Roybal explained the absence of a large reservoir of saline water in the Eunice area, combined with a 2022 state directive, expanded the Pettigrew study to include other alternatives.

As depletion of the fresh water Ogallala Aquifer continues, the Eunice City Council asked the Pettigrew engineering firm to study the feasibility of a proposed alternative — desalination of saline or brackish water, receiving support of New Mexico Gov. Michelle Lujan Grisham.

Lujan Grisham’s support included more than twice the requested funding for an engineering study, along with assurances of more to come if the study produces promising results, according to then-City Manager Jordan Yutzy.

The governor provided $550,000 in initial funding that became available on July 1, 2021. Yutzy said the current estimate for a completed plant was about $5.5 million. He had only requested $250,000 for funding the engineering study.

“This is a project she wants to pursue. She’s excited about the project,” Yutzy told the News-Sun in the summer of 2021. “She plans on funding the rest of it.”

But the practical aspects of a desalination plant, saline water source and economics, are in doubt while the city still needs to find alternatives.

Roybal told the council on Monday, “Eunice is on the fringe of the Ogallala and salty brine sources. There are pockets of fresh water and pockets of saline scattered about Eunice, which makes finding a saline source to treat iffy.”

In the event a plant is constructed and a saline source is found, Roybal concluded in his preliminary report, there’s a likelihood it wouldn’t last.

“We could find something, but it might not last long and it might not be good for 50 years,” the project manager said. “So, what we’re doing is exploring that as an alternative, but also other possibilities such as waste water treatment plant reuse and even reactivating Nadine water field use.”

The City of Eunice owns rights in a small water field near Nadine where the wells were abandoned decades ago. Roybal said the study will be looking into whether those wells could, or should, be reactivated.

While the study initially was expected to be completed early this year, Roybal explained a directive from the Office of the State Engineer forbidding sale of water from state land to the oil and gas industry inserted a stumbling block.

“Back in September, we were made aware of a directive from the Office of the State Engineer that said if water comes from state land it cannot be sold to the oil and gas industry, which is a big concern for the city,” Roybal told the council. “They’re some of the biggest customers of the city. … The big need right now is to ensure sources to keep providing what the city’s been providing for all users including industrial users.”

Pettigrew and Associates president and CEO Debra Hicks, also at the Eunice City Council meeting Monday, pointed out she had spoken with state officials to encourage them to delay implementation of the directive pending completion of the engineering study.

While Hicks said she enjoyed a positive reception from the state, Pettigrew has yet to receive a confirmation letter.

Roybal concluded, “In light of the state directive and looking at other options, the report is not only going to talk about the possibility of saline treatment but also these other options to give the city a plan for the future.
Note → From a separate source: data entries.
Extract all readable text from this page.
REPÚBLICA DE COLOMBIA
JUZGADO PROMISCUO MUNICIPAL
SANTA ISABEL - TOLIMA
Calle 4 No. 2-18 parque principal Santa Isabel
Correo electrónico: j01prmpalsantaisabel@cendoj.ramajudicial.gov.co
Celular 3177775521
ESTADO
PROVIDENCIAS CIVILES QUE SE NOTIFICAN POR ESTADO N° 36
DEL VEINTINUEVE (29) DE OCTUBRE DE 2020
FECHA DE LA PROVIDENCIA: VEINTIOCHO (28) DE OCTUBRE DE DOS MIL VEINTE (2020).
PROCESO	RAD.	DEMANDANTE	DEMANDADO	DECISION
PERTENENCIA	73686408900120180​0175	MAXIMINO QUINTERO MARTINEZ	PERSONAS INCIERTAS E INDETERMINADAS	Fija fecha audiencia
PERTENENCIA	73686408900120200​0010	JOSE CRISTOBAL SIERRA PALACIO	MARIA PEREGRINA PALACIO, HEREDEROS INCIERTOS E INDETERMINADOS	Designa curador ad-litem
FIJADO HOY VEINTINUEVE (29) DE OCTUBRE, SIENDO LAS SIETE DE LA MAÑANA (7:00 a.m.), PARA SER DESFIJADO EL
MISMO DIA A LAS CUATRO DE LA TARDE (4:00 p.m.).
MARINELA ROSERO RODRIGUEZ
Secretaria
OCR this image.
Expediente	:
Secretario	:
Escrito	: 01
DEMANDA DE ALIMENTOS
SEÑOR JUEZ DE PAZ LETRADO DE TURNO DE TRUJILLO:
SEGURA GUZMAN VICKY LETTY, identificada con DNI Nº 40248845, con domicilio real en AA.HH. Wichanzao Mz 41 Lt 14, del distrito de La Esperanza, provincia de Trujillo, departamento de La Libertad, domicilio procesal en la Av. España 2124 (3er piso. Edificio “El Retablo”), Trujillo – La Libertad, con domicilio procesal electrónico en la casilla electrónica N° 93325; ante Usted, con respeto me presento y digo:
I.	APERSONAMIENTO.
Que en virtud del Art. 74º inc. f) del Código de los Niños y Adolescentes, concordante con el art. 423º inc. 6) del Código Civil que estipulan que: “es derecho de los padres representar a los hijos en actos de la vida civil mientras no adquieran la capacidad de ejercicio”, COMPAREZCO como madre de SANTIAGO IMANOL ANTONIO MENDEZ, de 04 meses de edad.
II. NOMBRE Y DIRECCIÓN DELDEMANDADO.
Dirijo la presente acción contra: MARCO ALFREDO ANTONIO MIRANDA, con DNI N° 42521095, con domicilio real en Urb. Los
That is a pretty major shift from when we started this report.”

The project manager told the News-Sun that while the final report will have been triggered by the desalination concept, alternative ways of ensuring water availability are essential.

“Desalination was the primary vehicle for that, but we’re finding in the study that’s an option but it’s not looking as readily accessible as some of the other options,” Roybal said.

Desalination removes salt and other impurities usually from sea water or brackish groundwater to provide pure drinking water.

According to the Texas Water Development Board website, Texas currently has a total of 53 municipal desalination facilities with a total desalination capacity of 157 million gallons per day (176,013 acre-feet per year).

The largest inland municipal desalination plant in Texas — the Kay Bailey Hutchison desalination plant in El Paso, with a design capacity of approximately 27.5 million gallons per day (30,800 acre-feet per year) — went into production in August 2007.